TEENAGER Aaron is proving that money can be made from the comfort of your own home.
Following the news that this week British 17-year-old Nick D’Aloisio was paid a reported $30m in the sale of his news app Summly, Aaron, who lives in Cardiff, has scooped up £800 in a couple of months just from setting up an online server.
Although 14-year-old Aaron’s earnings may be overshadowed by D’Aloisio’s massive windfall courtesy of Yahoo, it was thanks to the school pupil’s own tech savvy that he saw an opportunity to start building what could turn out to be his own mini-empire from his bedroom.
Describing himself as a keen gamer, Aaron has, says his father Tony, always been interested in computers.
“I’ve been gaming for quite a long time now. I play a lot of online games with my friends after school,” he reveals.
It was just over a year ago when Aaron first started playing the hit game Minecraft. Originally created by a Swedish developer, it is a game about placing blocks to influence the playing environment and gives massive freedom to the player in terms of where they can go and what they can do in the virtual world.
“I was on this online forum at the time which I was very into and I noticed that they had a small Minecraft server which wasn’t for money-making or anything, just for the community there,” Aaron explains.
Minecraft multiplayer servers are guided by server operators like Aaron who have access to server commands such as setting the time of day, granting players special items and experience points and teleporting players around. Players pay the operators to get such perks within the online world.
Aaron bought a cheap code to play Minecraft off eBay and then decided to set up his own server, but he still didn’t think about making millions.
“I set it up for me and my friends, but I’d never realised that anyone would actually pay me, it was more for fun.”
A couple of months in, Aaron had made enough to pay a freelance coder based in India to help, and then he invested in international advertising.
Now, £800 richer, he’s reinvested £200 into his server at mc-slc.com and says that he’s not motivated by making more.
Aaron’s father Tony reveals that the teen has already taught himself to code in Java, and has expanded his enterprise to include a ‘head of staff’.
“I give him £4 a week pocket money and it just seems pointless now,” Tony laughs.

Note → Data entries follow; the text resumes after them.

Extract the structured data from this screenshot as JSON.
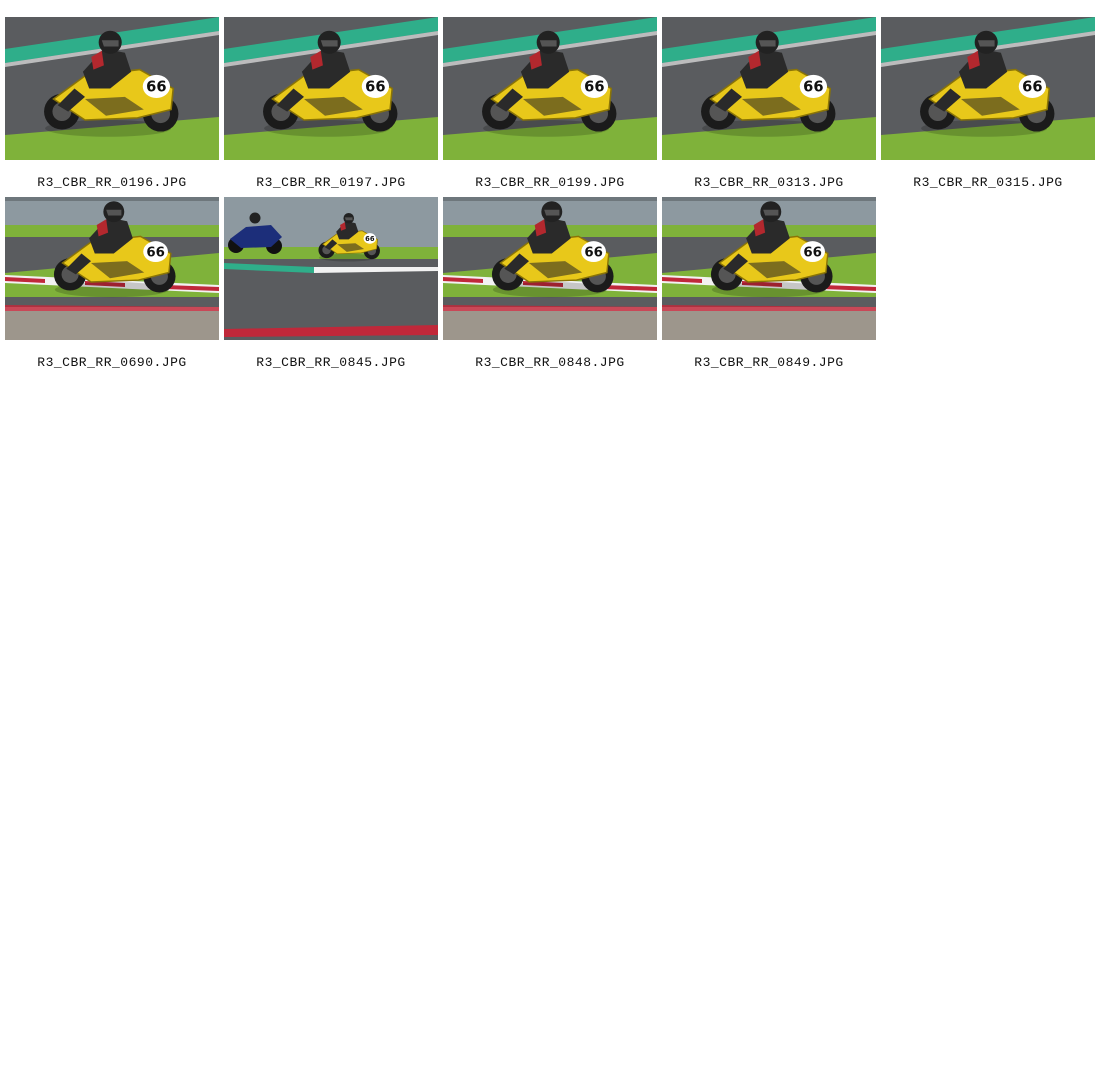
{
  "gallery": {
    "rows": [
      {
        "items": [
          {
            "filename": "R3_CBR_RR_0196.JPG",
            "scene": "track-corner-close",
            "race_number": "66"
          },
          {
            "filename": "R3_CBR_RR_0197.JPG",
            "scene": "track-corner-close",
            "race_number": "66"
          },
          {
            "filename": "R3_CBR_RR_0199.JPG",
            "scene": "track-corner-close",
            "race_number": "66"
          },
          {
            "filename": "R3_CBR_RR_0313.JPG",
            "scene": "track-corner-close",
            "race_number": "66"
          },
          {
            "filename": "R3_CBR_RR_0315.JPG",
            "scene": "track-corner-close",
            "race_number": "66"
          }
        ]
      },
      {
        "items": [
          {
            "filename": "R3_CBR_RR_0690.JPG",
            "scene": "kerb-corner",
            "race_number": "66"
          },
          {
            "filename": "R3_CBR_RR_0845.JPG",
            "scene": "wide-two-bikes",
            "race_number": "66"
          },
          {
            "filename": "R3_CBR_RR_0848.JPG",
            "scene": "kerb-corner",
            "race_number": "66"
          },
          {
            "filename": "R3_CBR_RR_0849.JPG",
            "scene": "kerb-corner",
            "race_number": "66"
          }
        ]
      }
    ]
  },
  "colors": {
    "page_background": "#ffffff",
    "caption_text": "#111111",
    "bike_yellow": "#e8c81a",
    "track_green_band": "#2fae8a",
    "grass": "#7fb23a",
    "asphalt": "#5a5c5f",
    "kerb_red": "#c0283a"
  }
}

“I would say we can trust Aaron in various ways – we can trust him not to stay up too late and we can also trust him not to do stuff that he shouldn’t be doing .
“We’ve brought him and his sisters up with a fairly strong moral code – although he spends a lot of time on is computer now, he recognises that, he’s got exams next year and that’ll mean that he’s got to focus more on them and less on making money.”